NASA Northern quadrant strength in Tropical Cyclone Lili

IMAGE: At 12:50 a.m. EDT (0450 UTC) on May 10, 2019, the MODIS instrument that flies aboard NASA's Aqua satellite gathered infrared data on Tropical Cyclone Lili. Strongest thunderstorms north of...

Image credit: 
NASA/NRL

NASA's Aqua satellite used infrared light to analyze the strength of storms in Tropical Cyclone Lili as it moved through the Southern Indian Ocean. Infrared data provides temperature information, and the strongest thunderstorms that reach high into the atmosphere have the coldest cloud top temperatures.

At 12:50 a.m. EDT (0450 UTC) on May 10, the Moderate Imaging Spectroradiometer or MODIS instrument that flies aboard NASA's Aqua satellite gathered infrared data on Lili. Strongest thunderstorms were north of the center where MODIS found cloud top temperatures as cold as minus 50 degrees Fahrenheit (minus 45.5 Celsius).

At 11 a.m.

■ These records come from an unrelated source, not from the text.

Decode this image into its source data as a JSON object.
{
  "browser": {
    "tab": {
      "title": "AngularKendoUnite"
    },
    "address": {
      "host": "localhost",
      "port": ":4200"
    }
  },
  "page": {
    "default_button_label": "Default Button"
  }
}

EDT (1500 UTC), the Joint Typhoon Warning Center or JTWC noted that Lili's maximum sustained winds were near 35 knots (40 mph/74 kph). At the time, Lili was centered near 9.3 degrees south latitude and 128.2 degrees east longitude, about 238 nautical miles northwest of Darwin, Australia. Lili has tracked to the west-northwest at 3 knots (3.4 mph/5.5 kph).

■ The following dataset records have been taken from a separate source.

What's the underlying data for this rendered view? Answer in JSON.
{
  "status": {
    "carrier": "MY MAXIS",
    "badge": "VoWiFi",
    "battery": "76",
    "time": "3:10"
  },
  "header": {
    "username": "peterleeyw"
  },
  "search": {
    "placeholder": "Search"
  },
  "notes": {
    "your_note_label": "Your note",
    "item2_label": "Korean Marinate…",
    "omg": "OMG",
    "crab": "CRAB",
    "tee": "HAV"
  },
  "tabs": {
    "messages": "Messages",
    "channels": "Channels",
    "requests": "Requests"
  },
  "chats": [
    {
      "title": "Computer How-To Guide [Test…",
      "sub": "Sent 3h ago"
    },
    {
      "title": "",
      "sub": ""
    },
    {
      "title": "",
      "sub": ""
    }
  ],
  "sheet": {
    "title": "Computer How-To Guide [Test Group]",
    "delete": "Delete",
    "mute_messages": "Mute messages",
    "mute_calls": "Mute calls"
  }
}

At 8 a.m. EDT (1248 UTC) animated enhanced infrared satellite imagery and a microwave satellite image showed a partially-exposed low-level circulation with isolated strong thunderstorms now over the southern quadrant. Satellite imagery shows that dry air has been feeding into the storm and sapping the storm's ability to generate the thunderstorms it needs to be maintained. That dry air "entrainment" or movement into Lili is expected to continue. Lili is forecast to track to the west-northwest and dissipate in a day.